I found that to be pretty brutal work, but I'd have stuck with it if they'd hired me. I swear though, I was hitting the wall on those ten hour shifts and had to shower before I went to bed to soothe my aching muscles. That job only paid about $9 or $10 an hour, I was making perhaps $7 an hour as a temp. Not $150,000 a year - less than $25,000 a year even with some overtime.
There was a foundry in a small town where I lived. Brutish place to work, but it did not pay that well. I worked at the satellite dish factory on the night shift. It was hot, dirty, noisy. I got $5.40 an hour to run the drill presses. Guys on the paint line there dealt with even more dirt and heat and didn't make much better money than me, if any. (I never asked Tim what he made. That factory paid a piece rate, but how do you figure piece rate on a paint line?)

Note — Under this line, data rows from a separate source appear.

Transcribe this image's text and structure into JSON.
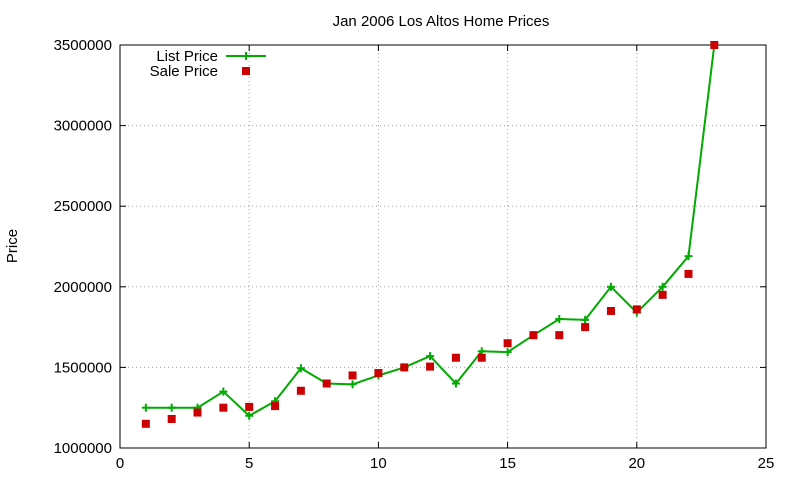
{
  "chart_data": {
    "type": "line",
    "title": "Jan 2006 Los Altos Home Prices",
    "xlabel": "",
    "ylabel": "Price",
    "xlim": [
      0,
      25
    ],
    "ylim": [
      1000000,
      3500000
    ],
    "xticks": [
      0,
      5,
      10,
      15,
      20,
      25
    ],
    "yticks": [
      1000000,
      1500000,
      2000000,
      2500000,
      3000000,
      3500000
    ],
    "grid": true,
    "legend_position": "top-left",
    "series": [
      {
        "name": "List Price",
        "style": "line+cross",
        "color": "#00aa00",
        "x": [
          1,
          2,
          3,
          4,
          5,
          6,
          7,
          8,
          9,
          10,
          11,
          12,
          13,
          14,
          15,
          16,
          17,
          18,
          19,
          20,
          21,
          22,
          23
        ],
        "y": [
          1250000,
          1250000,
          1250000,
          1350000,
          1200000,
          1290000,
          1495000,
          1400000,
          1395000,
          1450000,
          1500000,
          1570000,
          1400000,
          1600000,
          1595000,
          1700000,
          1800000,
          1795000,
          2000000,
          1840000,
          2000000,
          2190000,
          3500000
        ]
      },
      {
        "name": "Sale Price",
        "style": "square",
        "color": "#cc0000",
        "x": [
          1,
          2,
          3,
          4,
          5,
          6,
          7,
          8,
          9,
          10,
          11,
          12,
          13,
          14,
          15,
          16,
          17,
          18,
          19,
          20,
          21,
          22,
          23
        ],
        "y": [
          1150000,
          1180000,
          1220000,
          1250000,
          1255000,
          1260000,
          1355000,
          1400000,
          1450000,
          1465000,
          1500000,
          1505000,
          1560000,
          1560000,
          1650000,
          1700000,
          1700000,
          1750000,
          1850000,
          1860000,
          1950000,
          2080000,
          3500000
        ]
      }
    ]
  }
}
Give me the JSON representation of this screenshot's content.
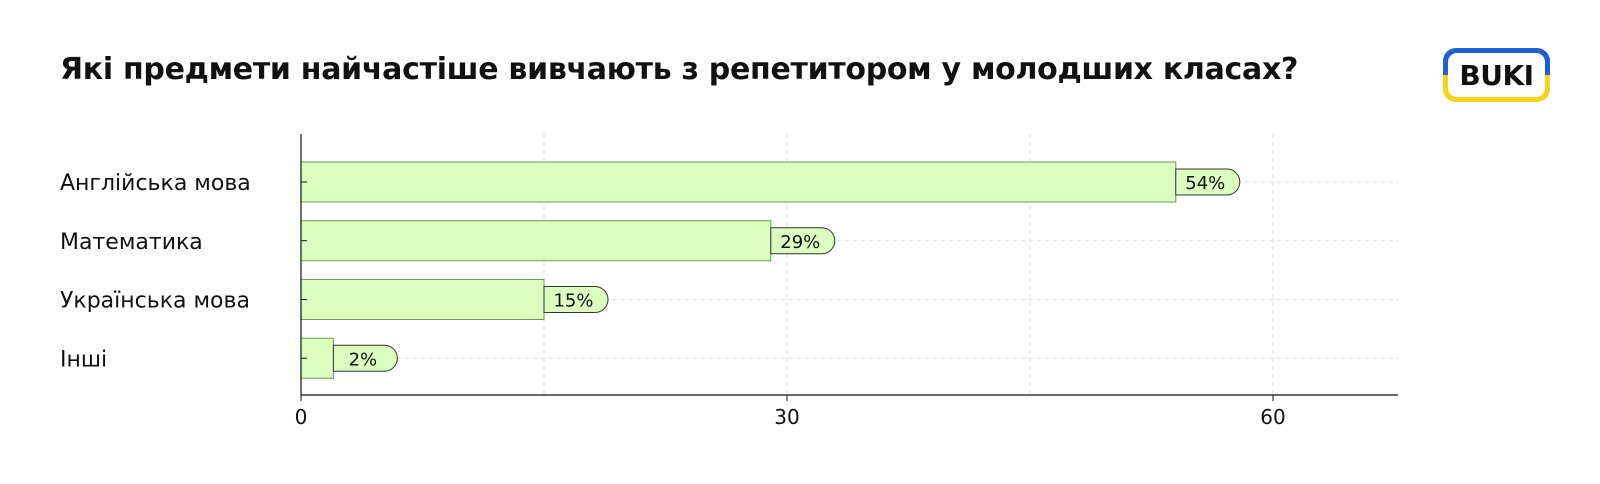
{
  "header": {
    "title": "Які предмети найчастіше вивчають з репетитором у молодших класах?",
    "logo_text": "BUKI"
  },
  "colors": {
    "bar_fill": "#ddfcc0",
    "bar_stroke": "#6a9d4f",
    "grid": "#dddddd",
    "axis": "#111111",
    "logo_blue": "#1f5fd6",
    "logo_yellow": "#f5d21b"
  },
  "chart_data": {
    "type": "bar",
    "orientation": "horizontal",
    "title": "Які предмети найчастіше вивчають з репетитором у молодших класах?",
    "categories": [
      "Англійська мова",
      "Математика",
      "Українська мова",
      "Інші"
    ],
    "values": [
      54,
      29,
      15,
      2
    ],
    "data_labels": [
      "54%",
      "29%",
      "15%",
      "2%"
    ],
    "xlim": [
      0,
      68
    ],
    "xticks": [
      0,
      30,
      60
    ],
    "xtick_labels": [
      "0",
      "30",
      "60"
    ],
    "grid": true,
    "xlabel": "",
    "ylabel": ""
  }
}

After they laid me off, I worked seven weeks as a temp making industrial motor controls. That factory paid about $2 an hour more than the satellite dish factory (still only about $7 or $8 an hour in 1995 although some of the people who had been there a long time were making $10 or $11 an hour). That place was air conditioned!! And quiet! And clean! And paid more than the satellite dish factory.
Lots of people are doing backbreaking and dangerous work for a lot less than $50,000 a year to say nothing of $150,000. For a time I worked seven days a week as a janitor for a sports bar. True that was only part time, but it was six or seven hours a day, starting at two in the morning every Friday, Saturday and Sunday. $5.50 an hour and no benefits.